En la inauguración, a través de una pared giratoria oculta tras una de las célebres baldas con libros de Dominique Gonzalez Foerster, se accedía a una pequeña sala con dibijos de John Cage. Dos días después volví a ver la exposición y algunos dibujos de Merce Cunningham habían sustituido a otros de Cage y se nos dice que al término de la exposición solo habrá dibujos del coreógrafo. Es un guiño bonito hacia dos de sus "santos", con cuyos trabajos ha trabajado Parreno recientemente en la soberbía The Bride and the Bachelors del Barbican londinense, una exposición en la que Parreno sí realizó las sutiles transiciones poéticas que echo de menos aquí.

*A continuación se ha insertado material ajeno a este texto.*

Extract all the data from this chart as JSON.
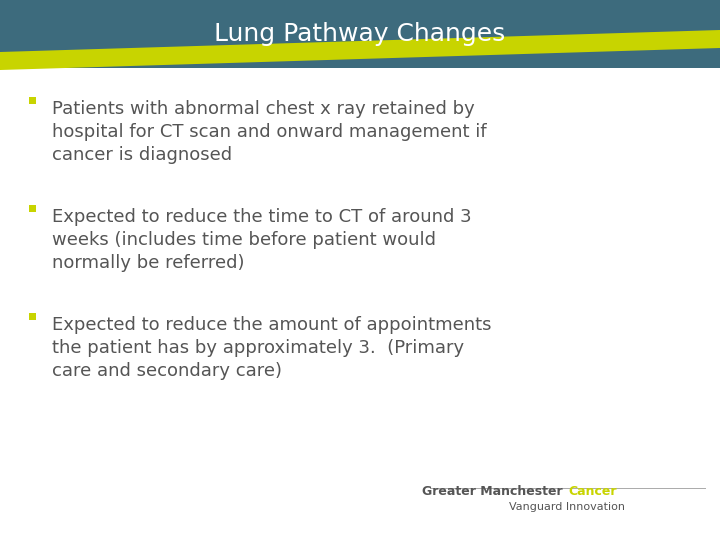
{
  "title": "Lung Pathway Changes",
  "title_color": "#ffffff",
  "title_bg_color": "#3d6b7d",
  "title_fontsize": 18,
  "yellow_stripe_color": "#c8d400",
  "bg_color": "#ffffff",
  "bullet_color": "#c8d400",
  "text_color": "#555555",
  "bullet_points": [
    "Patients with abnormal chest x ray retained by\nhospital for CT scan and onward management if\ncancer is diagnosed",
    "Expected to reduce the time to CT of around 3\nweeks (includes time before patient would\nnormally be referred)",
    "Expected to reduce the amount of appointments\nthe patient has by approximately 3.  (Primary\ncare and secondary care)"
  ],
  "footer_left": "Greater Manchester ",
  "footer_right": "Cancer",
  "footer_sub": "Vanguard Innovation",
  "footer_color": "#555555",
  "footer_accent_color": "#c8d400",
  "footer_fontsize": 9,
  "footer_sub_fontsize": 8,
  "text_fontsize": 13
}
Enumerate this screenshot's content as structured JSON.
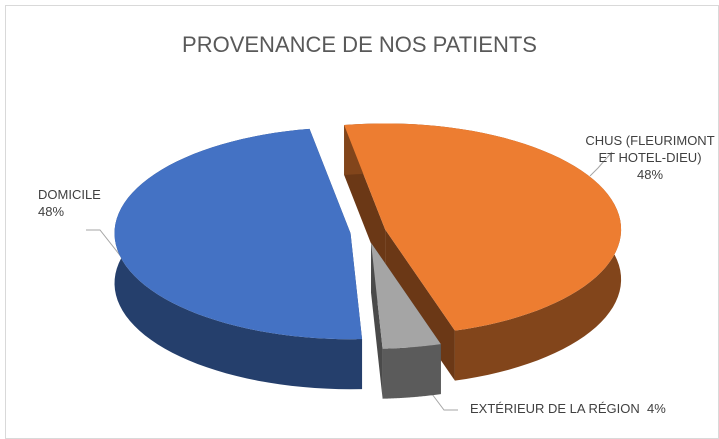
{
  "chart_data": {
    "type": "pie3d",
    "title": "PROVENANCE DE NOS PATIENTS",
    "categories": [
      "CHUS (FLEURIMONT ET HOTEL-DIEU)",
      "EXTÉRIEUR DE LA RÉGION",
      "DOMICILE"
    ],
    "values": [
      48,
      4,
      48
    ],
    "value_labels": [
      "48%",
      "4%",
      "48%"
    ],
    "colors": [
      "#ED7D31",
      "#A5A5A5",
      "#4472C4"
    ]
  }
}
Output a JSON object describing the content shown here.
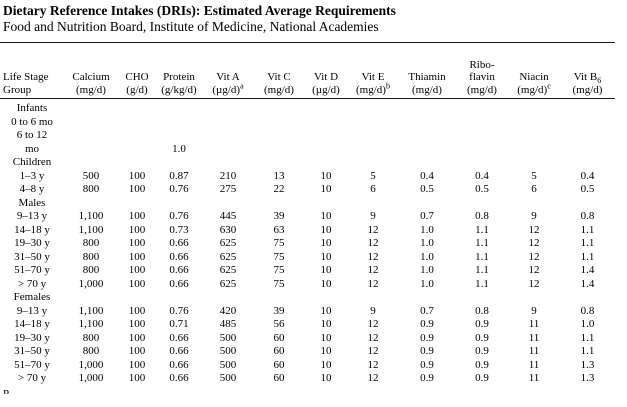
{
  "title": "Dietary Reference Intakes (DRIs): Estimated Average Requirements",
  "subtitle": "Food and Nutrition Board, Institute of Medicine, National Academies",
  "clipped_text": "P",
  "colors": {
    "background": "#ffffff",
    "text": "#000000",
    "rule": "#1a1a1a"
  },
  "table": {
    "columns": [
      "Life Stage\nGroup",
      "Calcium\n(mg/d)",
      "CHO\n(g/d)",
      "Protein\n(g/kg/d)",
      "Vit A\n(µg/d)^{a}",
      "Vit C\n(mg/d)",
      "Vit D\n(µg/d)",
      "Vit E\n(mg/d)^{b}",
      "Thiamin\n(mg/d)",
      "Ribo-\nflavin\n(mg/d)",
      "Niacin\n(mg/d)^{c}",
      "Vit B_{6}\n(mg/d)"
    ],
    "rows": [
      {
        "label": "Infants",
        "style": "g1",
        "values": [
          "",
          "",
          "",
          "",
          "",
          "",
          "",
          "",
          "",
          "",
          ""
        ]
      },
      {
        "label": "0 to 6 mo",
        "style": "sub",
        "values": [
          "",
          "",
          "",
          "",
          "",
          "",
          "",
          "",
          "",
          "",
          ""
        ]
      },
      {
        "label": "6 to 12",
        "style": "flush",
        "values": [
          "",
          "",
          "",
          "",
          "",
          "",
          "",
          "",
          "",
          "",
          ""
        ]
      },
      {
        "label": "mo",
        "style": "flush",
        "values": [
          "",
          "",
          "1.0",
          "",
          "",
          "",
          "",
          "",
          "",
          "",
          ""
        ]
      },
      {
        "label": "Children",
        "style": "g2",
        "values": [
          "",
          "",
          "",
          "",
          "",
          "",
          "",
          "",
          "",
          "",
          ""
        ]
      },
      {
        "label": "1–3 y",
        "style": "age",
        "values": [
          "500",
          "100",
          "0.87",
          "210",
          "13",
          "10",
          "5",
          "0.4",
          "0.4",
          "5",
          "0.4"
        ]
      },
      {
        "label": "4–8 y",
        "style": "age",
        "values": [
          "800",
          "100",
          "0.76",
          "275",
          "22",
          "10",
          "6",
          "0.5",
          "0.5",
          "6",
          "0.5"
        ]
      },
      {
        "label": "Males",
        "style": "g2",
        "values": [
          "",
          "",
          "",
          "",
          "",
          "",
          "",
          "",
          "",
          "",
          ""
        ]
      },
      {
        "label": "9–13 y",
        "style": "age",
        "values": [
          "1,100",
          "100",
          "0.76",
          "445",
          "39",
          "10",
          "9",
          "0.7",
          "0.8",
          "9",
          "0.8"
        ]
      },
      {
        "label": "14–18 y",
        "style": "age",
        "values": [
          "1,100",
          "100",
          "0.73",
          "630",
          "63",
          "10",
          "12",
          "1.0",
          "1.1",
          "12",
          "1.1"
        ]
      },
      {
        "label": "19–30 y",
        "style": "age",
        "values": [
          "800",
          "100",
          "0.66",
          "625",
          "75",
          "10",
          "12",
          "1.0",
          "1.1",
          "12",
          "1.1"
        ]
      },
      {
        "label": "31–50 y",
        "style": "age",
        "values": [
          "800",
          "100",
          "0.66",
          "625",
          "75",
          "10",
          "12",
          "1.0",
          "1.1",
          "12",
          "1.1"
        ]
      },
      {
        "label": "51–70 y",
        "style": "age",
        "values": [
          "800",
          "100",
          "0.66",
          "625",
          "75",
          "10",
          "12",
          "1.0",
          "1.1",
          "12",
          "1.4"
        ]
      },
      {
        "label": "> 70 y",
        "style": "age",
        "values": [
          "1,000",
          "100",
          "0.66",
          "625",
          "75",
          "10",
          "12",
          "1.0",
          "1.1",
          "12",
          "1.4"
        ]
      },
      {
        "label": "Females",
        "style": "g2",
        "values": [
          "",
          "",
          "",
          "",
          "",
          "",
          "",
          "",
          "",
          "",
          ""
        ]
      },
      {
        "label": "9–13 y",
        "style": "age",
        "values": [
          "1,100",
          "100",
          "0.76",
          "420",
          "39",
          "10",
          "9",
          "0.7",
          "0.8",
          "9",
          "0.8"
        ]
      },
      {
        "label": "14–18 y",
        "style": "age",
        "values": [
          "1,100",
          "100",
          "0.71",
          "485",
          "56",
          "10",
          "12",
          "0.9",
          "0.9",
          "11",
          "1.0"
        ]
      },
      {
        "label": "19–30 y",
        "style": "age",
        "values": [
          "800",
          "100",
          "0.66",
          "500",
          "60",
          "10",
          "12",
          "0.9",
          "0.9",
          "11",
          "1.1"
        ]
      },
      {
        "label": "31–50 y",
        "style": "age",
        "values": [
          "800",
          "100",
          "0.66",
          "500",
          "60",
          "10",
          "12",
          "0.9",
          "0.9",
          "11",
          "1.1"
        ]
      },
      {
        "label": "51–70 y",
        "style": "age",
        "values": [
          "1,000",
          "100",
          "0.66",
          "500",
          "60",
          "10",
          "12",
          "0.9",
          "0.9",
          "11",
          "1.3"
        ]
      },
      {
        "label": "> 70 y",
        "style": "age",
        "values": [
          "1,000",
          "100",
          "0.66",
          "500",
          "60",
          "10",
          "12",
          "0.9",
          "0.9",
          "11",
          "1.3"
        ]
      }
    ]
  }
}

Me sobró la película de Zidane, ya al final del recorrido. Filmada con diecisiete cámaras en el Bernabeu en un partido entre el Madrid y el Villareal, la película suele mostrarse en versión monocanal, una forma acertada de concentrar la atención del espectador en el héroe que Parreno y Douglas Gordon pretenden enaltecer. Al mostrarse las diecisiete grabaciones que constituyen la película en otras tantas pantallas, la figura de este héroe pierde fuerza, diluyéndose en un clima espectacular que no le conviene a la película.